SPRING HILL — For the fourth year, a musician who has been called a modern-day Wolfgang Amadeus Mozart is coming to Northcliffe Baptist Church.
Paul Todd will perform his "Paul Todd Spirit of Christmas" concert at 7 p.m. Tuesday.
All of the previous concerts have sold out, with about 900 people attending.
"Paul's Christmas concerts are always amazing," Senior Pastor Jerry Waugh said. "It's amazing to watch someone play five keyboards at the same time. It's amazing to close your eyes and believe there is a 60-piece orchestra right in front of you. It's amazing to watch someone play and sing with off-the-chart passion. And it's amazing how he can take requests from the audience and play any song like he's been practicing it all his life."
Todd shyly admits that his concerts are different.
"I guess I'm a unique act," he said. "I use one main instrument, which actually is a console organ with a full pedal board, as my base, and then I surround myself with four other synthesizers, where I can play whatever other orchestral sounds that I need. I play everything live, and nothing is sequenced."
Todd also sings and will perform a mixture of Christmas standards and his own material.
"I have written many Christmas songs," he said. "As an added bonus, the Northcliffe church choir will also be performing with me."
Todd's son, Paul Todd Jr., will also perform.
"I must say, he's becoming quite the singer," Todd said. "He is 15, and I'm very proud to share the stage with him and the choir."
The elder Todd also began performing at a young age. Born and reared in Minnesota by his football coach father, after his mother died when he was 11, Todd found that he had an unusual gift, much like another composer.
"In his time, Mozart was kind of a 'freak of nature,' " Todd explained. "It seemed like his music was so different in his time period. He would hear entire music scores in his head and then just write it down. Since I was a young child, I could do the same."
At the time, the young boy didn't know how to write it down.
"I was fortunate to be born in a time when keyboards and organs almost sounded like a full orchestra," he said. "I was a dedicated student and practiced four to six hours every day. I trained my fingers and my feet to play exactly what I heard in my head."

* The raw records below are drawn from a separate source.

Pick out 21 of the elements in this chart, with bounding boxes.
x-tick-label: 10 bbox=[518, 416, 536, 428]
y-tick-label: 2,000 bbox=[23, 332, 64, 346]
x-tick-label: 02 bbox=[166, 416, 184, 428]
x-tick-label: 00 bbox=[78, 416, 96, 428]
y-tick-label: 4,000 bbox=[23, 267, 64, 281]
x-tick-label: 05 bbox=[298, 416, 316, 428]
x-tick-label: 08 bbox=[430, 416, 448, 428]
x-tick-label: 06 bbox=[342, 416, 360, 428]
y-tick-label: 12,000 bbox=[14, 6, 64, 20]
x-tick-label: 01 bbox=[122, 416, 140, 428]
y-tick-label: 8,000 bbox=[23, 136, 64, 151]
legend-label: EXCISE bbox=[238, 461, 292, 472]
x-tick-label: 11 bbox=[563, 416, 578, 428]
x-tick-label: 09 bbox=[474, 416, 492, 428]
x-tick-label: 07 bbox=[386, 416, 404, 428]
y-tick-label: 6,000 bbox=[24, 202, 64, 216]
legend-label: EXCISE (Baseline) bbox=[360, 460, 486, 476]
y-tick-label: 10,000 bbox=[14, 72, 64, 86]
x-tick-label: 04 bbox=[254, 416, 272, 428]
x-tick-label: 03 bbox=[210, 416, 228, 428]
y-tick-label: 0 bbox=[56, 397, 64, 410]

Todd would change the settings on the keyboard to match all the instruments and learned to play the keyboards in styles to imitate the orchestral instruments as closely as he could.
"With my feet playing the bass, I could almost imitate a full orchestra," he said. "That is exactly how I compose today. I just hear the whole orchestral score at once, and I don't even think about what I'm playing. My hands and feet just do it automatically from what I hear in my head."
Todd said being able to play the parts live allows him to record it and let a computer program "score it out."
"Poor Mozart had to do it by hand," he said.
Todd began performing for audiences after he won the National Yamaha Keyboard Contest when he was 14. His career began with classmate Linda Eder, a singer. They were "The Paul and Linda Show," and played clubs and opened for celebrities.
After launching his own solo career, Todd began headlining in theaters and concert halls worldwide.
He has performed on Broadway and has worked onstage with several Christian artists, including Amy Grant, Michael W. Smith and Phil Driscoll.
One of the highlights of many of Todd's concerts is his Five Note Symphony.
"Someone comes up from the audience and gives me five notes, and I just improvise a symphony from their notes," he said. "It's kind of a fun thing."
One of Todd's loves is performing concerts for charities.
"I especially enjoy raising funds for small charities like food shelves, homes for children — things that don't receive a lot of funding."
Numerous charities have benefited from Todd's concerts.
In 1988, he wrote the theme song for the Marine Corps League Toys for Tots program and raised money for several years for the organization's program in Minnesota.
In 1993, he wrote the theme song for the Make a Wish organization that was recorded by Crystal Gayle.
During the Midwest floods of 1997, he organized a tour of concerts that, with help from Lutheran Brotherhood matching funds, raised more than $70,000 for flood relief.
In 2005, Todd established Paul Todd Charities, a nonprofit public charity that helps other charitable organizations. The first major fundraiser brought in more than $30,000 for Feed the Children to use for Hurricane Katrina relief.
When he's not giving concerts, Todd performs for a program at 10 p.m. Saturdays on the Christian Television Network.
He has three current DVDs and CDs that will be available at the concert. Other music is available for download at www. paultodd.com.
Waugh's ministry assistant at Northcliffe, Jackie Laird, said she appreciates more about Todd than his musical abilities.
"Paul has a remarkable talent, no doubt, but what I found equally, and perhaps more, remarkable was his humility," Laird said. "He is just a very humble man who seems so thankful and surprised, even, that people are crazy about his music.
"Once he gets on stage, of course, he's bigger than life. But on a personal level, he seems like just another guy in your Bible study class, or the neighbor you invite over for barbecue — with really big hair, of course."